The value of knowing history is not to wait for it to repeat itself exactly, for that will never happen, but to be alert to its patterns and predictions. The warning signs are evident, and we ignore them at our collective risk.

Trump’s language on immigrants, whom he accuses of “poisoning the blood of our country,” has rightly drawn attention for its echoes of Hitler’s “Mein Kampf.” The former president’s attacks on immigrants are of course ironic, considering his family history — his paternal grandparents, his mother and his first and third wives were immigrants. But Trump’s focus is clearly on migrants of color, not white Europeans.

The depiction of immigrants as threatening to blood purity is underscored by references to their supposed sexual perversions as rapists and their putative mental illnesses, all of which animated Nazi language on Jews and “asocial” Germans targeted for the pre-World War II “euthanasia” campaign. Trump’s political language is alarming as well.
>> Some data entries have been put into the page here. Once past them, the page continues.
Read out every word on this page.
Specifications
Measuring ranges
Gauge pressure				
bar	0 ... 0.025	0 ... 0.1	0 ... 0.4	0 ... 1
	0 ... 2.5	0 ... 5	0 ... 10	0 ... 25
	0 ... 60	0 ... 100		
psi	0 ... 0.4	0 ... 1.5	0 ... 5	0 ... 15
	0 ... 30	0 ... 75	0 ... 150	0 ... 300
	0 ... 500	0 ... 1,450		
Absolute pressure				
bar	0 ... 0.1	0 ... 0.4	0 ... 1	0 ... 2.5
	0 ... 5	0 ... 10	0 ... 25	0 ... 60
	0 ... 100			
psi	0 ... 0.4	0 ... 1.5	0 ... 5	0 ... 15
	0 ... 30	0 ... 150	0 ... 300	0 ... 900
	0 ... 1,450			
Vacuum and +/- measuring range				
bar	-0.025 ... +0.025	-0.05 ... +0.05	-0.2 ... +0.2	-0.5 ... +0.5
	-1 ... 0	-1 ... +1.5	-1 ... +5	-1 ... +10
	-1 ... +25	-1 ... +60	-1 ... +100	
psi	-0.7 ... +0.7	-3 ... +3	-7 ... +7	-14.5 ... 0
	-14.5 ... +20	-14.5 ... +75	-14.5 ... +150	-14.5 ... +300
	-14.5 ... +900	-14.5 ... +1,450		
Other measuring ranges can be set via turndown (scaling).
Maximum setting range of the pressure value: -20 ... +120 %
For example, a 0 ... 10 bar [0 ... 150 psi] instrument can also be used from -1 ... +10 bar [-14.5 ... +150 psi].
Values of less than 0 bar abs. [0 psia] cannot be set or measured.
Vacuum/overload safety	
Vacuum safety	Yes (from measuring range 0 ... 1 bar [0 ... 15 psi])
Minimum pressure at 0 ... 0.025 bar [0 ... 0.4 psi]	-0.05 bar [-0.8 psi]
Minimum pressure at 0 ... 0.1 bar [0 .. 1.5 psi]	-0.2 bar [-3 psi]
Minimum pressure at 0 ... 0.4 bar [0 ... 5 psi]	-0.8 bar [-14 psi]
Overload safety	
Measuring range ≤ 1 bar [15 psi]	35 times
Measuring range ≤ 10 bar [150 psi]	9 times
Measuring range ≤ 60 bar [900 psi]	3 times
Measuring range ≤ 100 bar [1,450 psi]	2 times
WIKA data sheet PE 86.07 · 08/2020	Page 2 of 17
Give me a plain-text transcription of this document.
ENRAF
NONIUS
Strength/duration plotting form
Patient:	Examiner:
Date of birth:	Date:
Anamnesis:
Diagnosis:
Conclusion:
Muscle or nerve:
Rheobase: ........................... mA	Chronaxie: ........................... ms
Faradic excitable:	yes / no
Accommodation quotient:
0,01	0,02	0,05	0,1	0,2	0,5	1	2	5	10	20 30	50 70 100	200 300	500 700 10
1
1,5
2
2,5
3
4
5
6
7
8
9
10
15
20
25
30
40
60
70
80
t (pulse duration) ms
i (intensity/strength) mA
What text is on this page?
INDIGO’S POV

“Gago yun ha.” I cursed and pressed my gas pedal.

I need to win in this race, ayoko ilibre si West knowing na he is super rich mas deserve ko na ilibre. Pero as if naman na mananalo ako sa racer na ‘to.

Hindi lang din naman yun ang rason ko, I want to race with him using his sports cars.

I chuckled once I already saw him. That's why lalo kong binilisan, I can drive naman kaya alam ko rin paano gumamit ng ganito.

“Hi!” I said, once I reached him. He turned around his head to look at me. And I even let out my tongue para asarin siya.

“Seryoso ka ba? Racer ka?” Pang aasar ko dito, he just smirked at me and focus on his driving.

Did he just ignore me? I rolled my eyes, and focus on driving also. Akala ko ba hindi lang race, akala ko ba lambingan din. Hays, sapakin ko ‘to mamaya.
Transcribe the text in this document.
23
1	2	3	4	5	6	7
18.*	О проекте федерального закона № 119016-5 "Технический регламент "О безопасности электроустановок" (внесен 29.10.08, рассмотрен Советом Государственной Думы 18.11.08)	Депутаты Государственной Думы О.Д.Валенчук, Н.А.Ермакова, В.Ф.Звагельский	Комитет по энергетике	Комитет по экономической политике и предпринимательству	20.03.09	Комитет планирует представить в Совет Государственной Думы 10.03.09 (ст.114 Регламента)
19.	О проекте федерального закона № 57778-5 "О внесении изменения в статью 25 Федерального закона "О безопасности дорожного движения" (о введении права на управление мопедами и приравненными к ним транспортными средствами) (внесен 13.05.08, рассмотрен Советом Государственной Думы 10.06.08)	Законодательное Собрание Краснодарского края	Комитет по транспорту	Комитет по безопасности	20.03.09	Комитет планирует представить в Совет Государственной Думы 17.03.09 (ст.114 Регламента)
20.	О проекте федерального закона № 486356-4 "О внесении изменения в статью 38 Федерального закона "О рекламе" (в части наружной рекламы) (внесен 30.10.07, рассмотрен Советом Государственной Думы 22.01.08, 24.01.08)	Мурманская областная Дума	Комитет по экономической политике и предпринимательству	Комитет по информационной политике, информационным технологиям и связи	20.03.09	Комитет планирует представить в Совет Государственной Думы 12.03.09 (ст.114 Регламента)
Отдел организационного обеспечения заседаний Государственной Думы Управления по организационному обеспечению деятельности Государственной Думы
The use of the term “vermin” to describe “the radical left thugs” he vows to “root out” is consistent with fascist portrayals of perceived enemies as animals and therefore suitable for slaughter.

The demonization of political enemies is hardly new to American politics, but its outlines matter. Trump’s attacks on Department of Justice special counsel Jack Smith as a “deranged lunatic” and his threats to exact “retribution” against the news media echo past dictators. Trump’s characterization of felons serving prison sentences for violently invading the U.S. Capitol on Jan. 6, 2021 as “J-6 hostages” who should be “freed” — and his salute as a recording of a “J6 Prison Choir” song plays at his rallies — recall the Nazis’ ceremonial martyrdom of those killed in the 1923 Munich beer hall putsch. In both cases, the lionization of criminals reflects an abandonment of the rule of law.

When Trump announces that he plans to serve as dictator on his first day of a second term and refuses to sign Illinois’ decades-old election pledge not to “directly or indirectly teach or advocate the overthrow of the government,” we should take him at his word. Relying on the checks and balances of the American democratic system to restrain a President Trump recalls the millions of Europeans who voted for Hitler and Mussolini on the assumption that the government would contain their most extremist impulses. As Niemöller came to recognize, authoritarians mean what they say; while calamities necessarily unfold over time, those who believe they are safe almost always discover they were misled.

Klemperer witnessed how language served as an effective means to advance the Nazi movement’s aims. If not yet as consistently extreme as Hitler, Mussolini and other fascist dictators, Trump’s rhetoric evokes disturbing comparisons with fascist leaders who were not taken sufficiently seriously before it was too late.

Maria D. Mitchell is a professor of history at Franklin & Marshall College.